Перекличка дозорных покатилась дальше, чтобы воротиться новым упоминанием стольного города всей Северной Руси.
Сильнейший город Северной Руси готовился отойти ко сну…
Людин боярин[1] Гюрята Викулич, друг убитых «мстиславичами» Лютогостя и Крамаря, кольнул коня острогами:
– Шевелись, гриде, не то ворота затворят! – бросил он через плечо своему молчаливому спутнику. Тот хмуро зыркнул на молодого боярина из-под низко опущенной видлоги и процедил:
– Тебе, боярин, видать, никоторый закон не писан… Сказано было – забудь про то, что я – гридень.
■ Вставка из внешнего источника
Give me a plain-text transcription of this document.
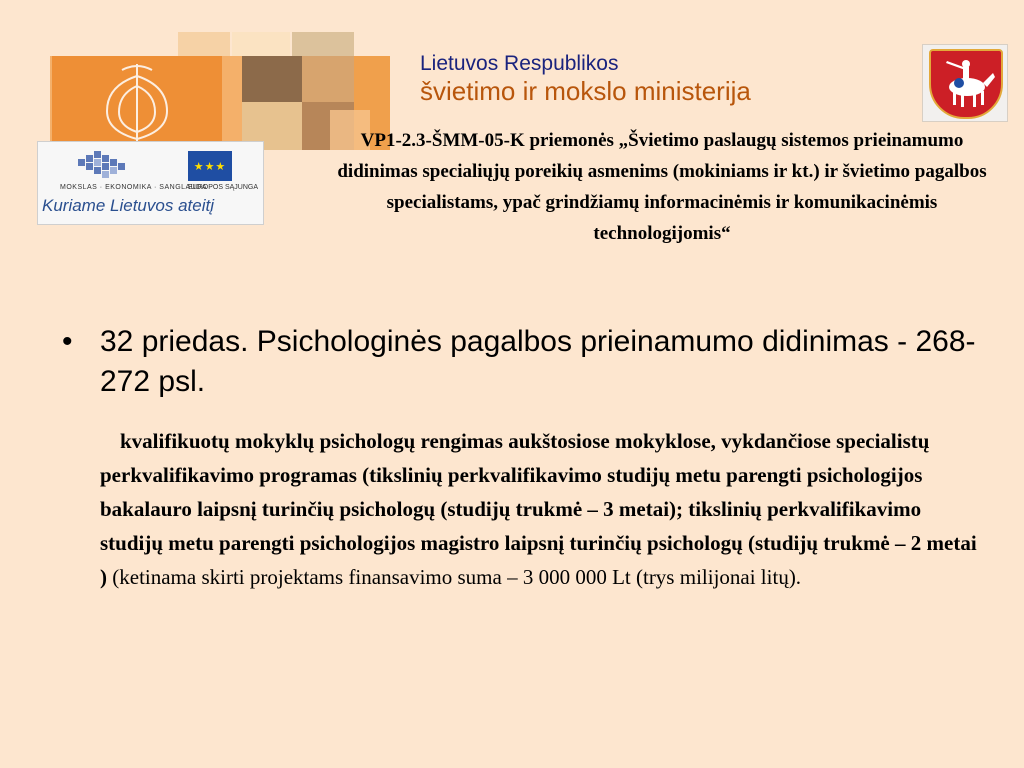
Lietuvos Respublikos
švietimo ir mokslo ministerija
★★★
MOKSLAS · EKONOMIKA · SANGLAUDA
EUROPOS SĄJUNGA
Kuriame Lietuvos ateitį
VP1-2.3-ŠMM-05-K priemonės „Švietimo paslaugų sistemos prieinamumo didinimas specialiųjų poreikių asmenims (mokiniams ir kt.) ir švietimo pagalbos specialistams, ypač grindžiamų informacinėmis ir komunikacinėmis technologijomis“
• 32 priedas. Psichologinės pagalbos prieinamumo didinimas - 268-272 psl.
kvalifikuotų mokyklų psichologų rengimas aukštosiose mokyklose, vykdančiose specialistų perkvalifikavimo programas (tikslinių perkvalifikavimo studijų metu parengti psichologijos bakalauro laipsnį turinčių psichologų (studijų trukmė – 3 metai); tikslinių perkvalifikavimo studijų metu parengti psichologijos magistro laipsnį turinčių psichologų (studijų trukmė – 2 metai ) (ketinama skirti projektams finansavimo suma – 3 000 000 Lt (trys milijonai litų).
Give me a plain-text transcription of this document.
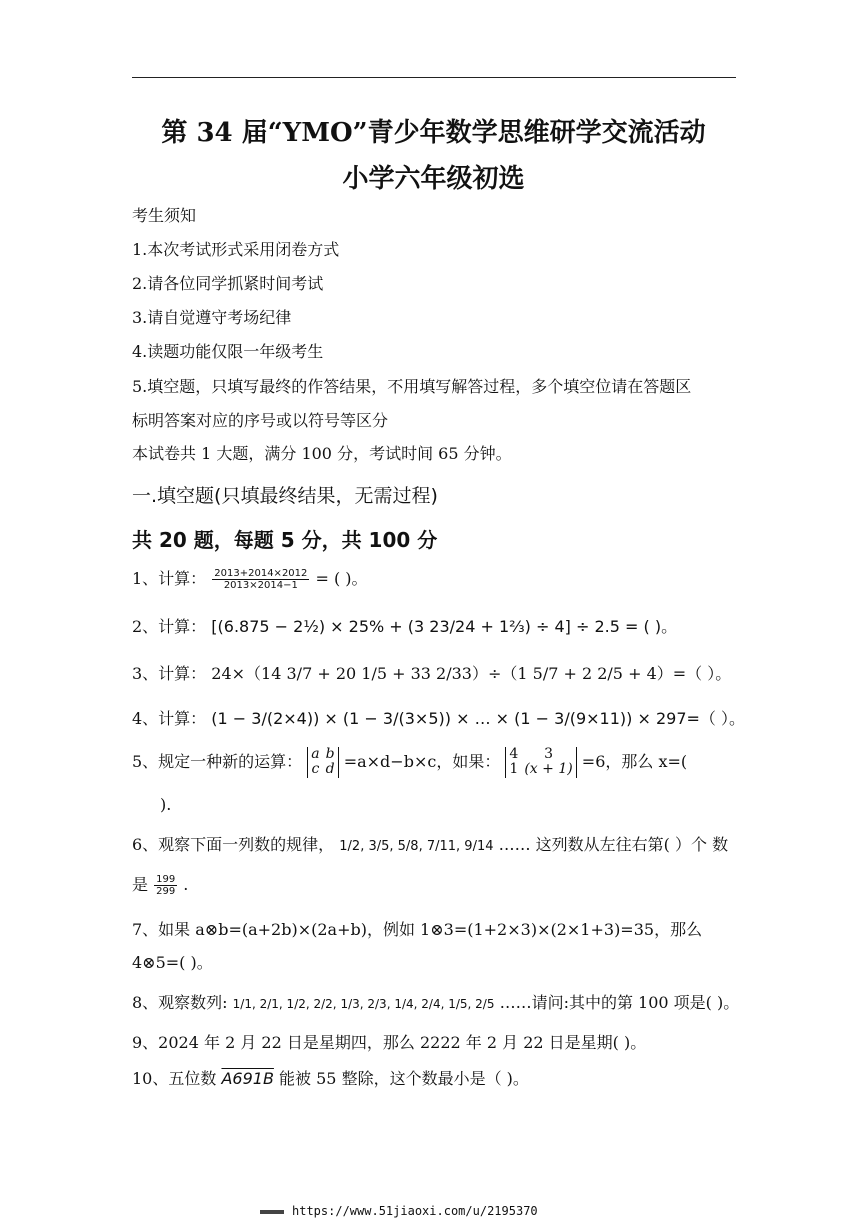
第 34 届“YMO”青少年数学思维研学交流活动
小学六年级初选
考生须知
1.本次考试形式采用闭卷方式
2.请各位同学抓紧时间考试
3.请自觉遵守考场纪律
4.读题功能仅限一年级考生
5.填空题，只填写最终的作答结果，不用填写解答过程，多个填空位请在答题区
标明答案对应的序号或以符号等区分
本试卷共 1 大题，满分 100 分，考试时间 65 分钟。
一.填空题(只填最终结果，无需过程)
共 20 题，每题 5 分，共 100 分
1、计算： $\frac{2013+2014\times 2012}{2013\times 2014-1}$ = ( )。
2、计算： [(6.875 − 2½) × 25% + (3 23/24 + 1⅔) ÷ 4] ÷ 2.5 = ( )。
3、计算： 24×（14 3/7 + 20 1/5 + 33 2/33）÷（1 5/7 + 2 2/5 + 4）=（ ）。
4、计算： (1 − 3/(2×4)) × (1 − 3/(3×5)) × … × (1 − 3/(9×11)) × 297=（ ）。
5、规定一种新的运算： a	b
c	d =a×d−b×c，如果： 4	3
1	(x + 1) =6，那么 x=(
).
6、观察下面一列数的规律， 1/2, 3/5, 5/8, 7/11, 9/14 …… 这列数从左往右第( ）个 数
是 $\frac{199}{299}$ .
7、如果 a⊗b=(a+2b)×(2a+b)，例如 1⊗3=(1+2×3)×(2×1+3)=35，那么
4⊗5=( )。
8、观察数列: 1/1, 2/1, 1/2, 2/2, 1/3, 2/3, 1/4, 2/4, 1/5, 2/5 ……请问:其中的第 100 项是( )。
9、2024 年 2 月 22 日是星期四，那么 2222 年 2 月 22 日是星期( )。
10、五位数 A691B 能被 55 整除，这个数最小是（ )。
https://www.51jiaoxi.com/u/2195370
Боярин закусил губу, борясь охватившей его злобой – на себя, на гридня, который вроде как и не гридень, и отчасти даже на князя Всеслава Брячиславича, навязавшего ему этого провожатого.
Впрочем, сам виноват.
Не тебе ль, Гюрято, захотелось отомстить за погибших друзей? Да не того ль и сам Басюра хотел?
Хотя… полочанин-то как слуга держится… пусть себе… подумают, что какой-нибудь холоп из деревни.
В ворота проехать они успели – воротники скользнули по Гюряте и полочанину безразличными взглядами и со скрипом затворили за их спиной створы ворот. Полочанин пробурчал себе под нос что-то про жадного княжьего тиуна, который жалеет даже льняного масла на воротные петли, отчего у честных проезжающих зубы болят. Новогородский боярин только косо глянул на спутника и промолчал.
В отворённое волоковое окно с Мутной тянуло вечерним холодком – челяди любовь господина к отворённым окнам была известна, и прекословить никто не смел. Бывало, и в самый лютый мороз велел боярин отволочить окна – любил простор старый Басюра, и холод любил. Боярин сидел у окна, кутаясь в суконную накидку, дышал вечерней прохладой.
– Господине, – еле слышно прошелестел за спиной голос доверенного холопа.
– Ну? – не оборачиваясь, бросил боярин, хотя уже знал, ЧТО хочет сказать ему слуга.
– Они прибыли, господин.
– Зови, – всё так же немногословно обронил боярин, наконец, оборачиваясь.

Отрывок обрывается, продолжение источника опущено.